Kawasaki Robotics, a division of KHI, makes general-purpose industrial robots, collaborative robots, and specialized robotic systems.
The latter include silicon wafer handling and transfer robots used in semiconductor fabs, the hinotori (Firebird) surgery support robot, and a four-legged mobility robot. Hinotori was developed by Medicaroid, a joint venture between KHI and Sysmex, a Japanese medical diagnostics company.
The Kawasaki Physical AI Center will also work with KHI’s R&D centers in Japan and Europe. KHI’s first overseas R&D center, the Kawasaki Innovation Centre Europe SAS began operations at IRCAD in Strasbourg in March 2026.

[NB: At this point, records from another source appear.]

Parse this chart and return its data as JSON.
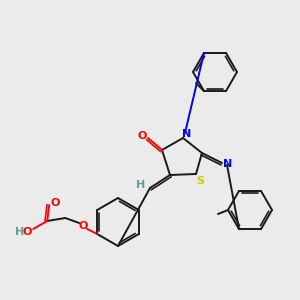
{
  "background_color": "#ebebeb",
  "atom_colors": {
    "O": "#ff0000",
    "N": "#0000ff",
    "S": "#cccc00",
    "H_label": "#5f9ea0",
    "C": "#1a1a1a"
  },
  "figsize": [
    3.0,
    3.0
  ],
  "dpi": 100
}
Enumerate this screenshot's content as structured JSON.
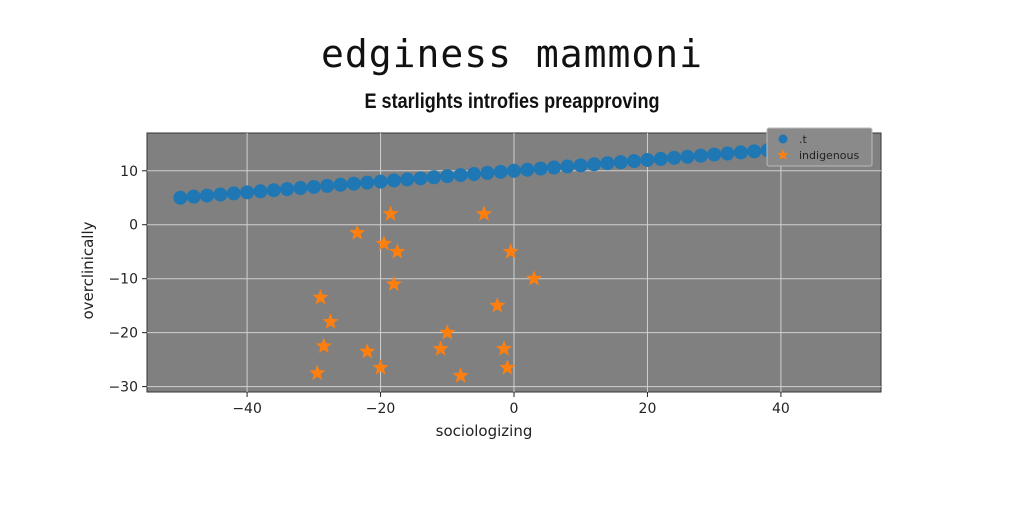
{
  "title": "edginess mammoni",
  "subtitle": "E starlights introfies preapproving",
  "chart_data": {
    "type": "scatter",
    "xlabel": "sociologizing",
    "ylabel": "overclinically",
    "xlim": [
      -55,
      55
    ],
    "ylim": [
      -31,
      17
    ],
    "xticks": [
      -40,
      -20,
      0,
      20,
      40
    ],
    "yticks": [
      10,
      0,
      -10,
      -20,
      -30
    ],
    "xtick_labels": [
      "−40",
      "−20",
      "0",
      "20",
      "40"
    ],
    "ytick_labels": [
      "10",
      "0",
      "−10",
      "−20",
      "−30"
    ],
    "grid": true,
    "legend": "top-right",
    "background": "#808080",
    "series": [
      {
        "name": ".t",
        "marker": "circle",
        "color": "#1f77b4",
        "x": [
          -50,
          -48,
          -46,
          -44,
          -42,
          -40,
          -38,
          -36,
          -34,
          -32,
          -30,
          -28,
          -26,
          -24,
          -22,
          -20,
          -18,
          -16,
          -14,
          -12,
          -10,
          -8,
          -6,
          -4,
          -2,
          0,
          2,
          4,
          6,
          8,
          10,
          12,
          14,
          16,
          18,
          20,
          22,
          24,
          26,
          28,
          30,
          32,
          34,
          36,
          38,
          40,
          42,
          44,
          46,
          48,
          50
        ],
        "y": [
          5.0,
          5.2,
          5.4,
          5.6,
          5.8,
          6.0,
          6.2,
          6.4,
          6.6,
          6.8,
          7.0,
          7.2,
          7.4,
          7.6,
          7.8,
          8.0,
          8.2,
          8.4,
          8.6,
          8.8,
          9.0,
          9.2,
          9.4,
          9.6,
          9.8,
          10.0,
          10.2,
          10.4,
          10.6,
          10.8,
          11.0,
          11.2,
          11.4,
          11.6,
          11.8,
          12.0,
          12.2,
          12.4,
          12.6,
          12.8,
          13.0,
          13.2,
          13.4,
          13.6,
          13.8,
          14.0,
          14.2,
          14.4,
          14.6,
          14.8,
          15.0
        ]
      },
      {
        "name": "indigenous",
        "marker": "star",
        "color": "#ff7f0e",
        "x": [
          -29,
          -28.5,
          -27.5,
          -29.5,
          -23.5,
          -22,
          -20,
          -19.5,
          -18.5,
          -18,
          -17.5,
          -11,
          -10,
          -8,
          -4.5,
          -2.5,
          -1.5,
          -1,
          -0.5,
          3
        ],
        "y": [
          -13.5,
          -22.5,
          -18,
          -27.5,
          -1.5,
          -23.5,
          -26.5,
          -3.5,
          2,
          -11,
          -5,
          -23,
          -20,
          -28,
          2,
          -15,
          -23,
          -26.5,
          -5,
          -10
        ]
      }
    ]
  }
}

It is dedicated to facilitating efficient hospital procedures by combining surgical, service and delivery robots, and a positioning system, with AI and remote operating technologies. In addition, Medicaroid operates a hinatori training center at IRCAD under its registered trademark MIL.
Robotic surgery and hospital management set standards for accuracy and reliability that physical AI must meet. Hallucinations and factual errors cannot be permitted. This should be reflected in the quality of all KHI robotics.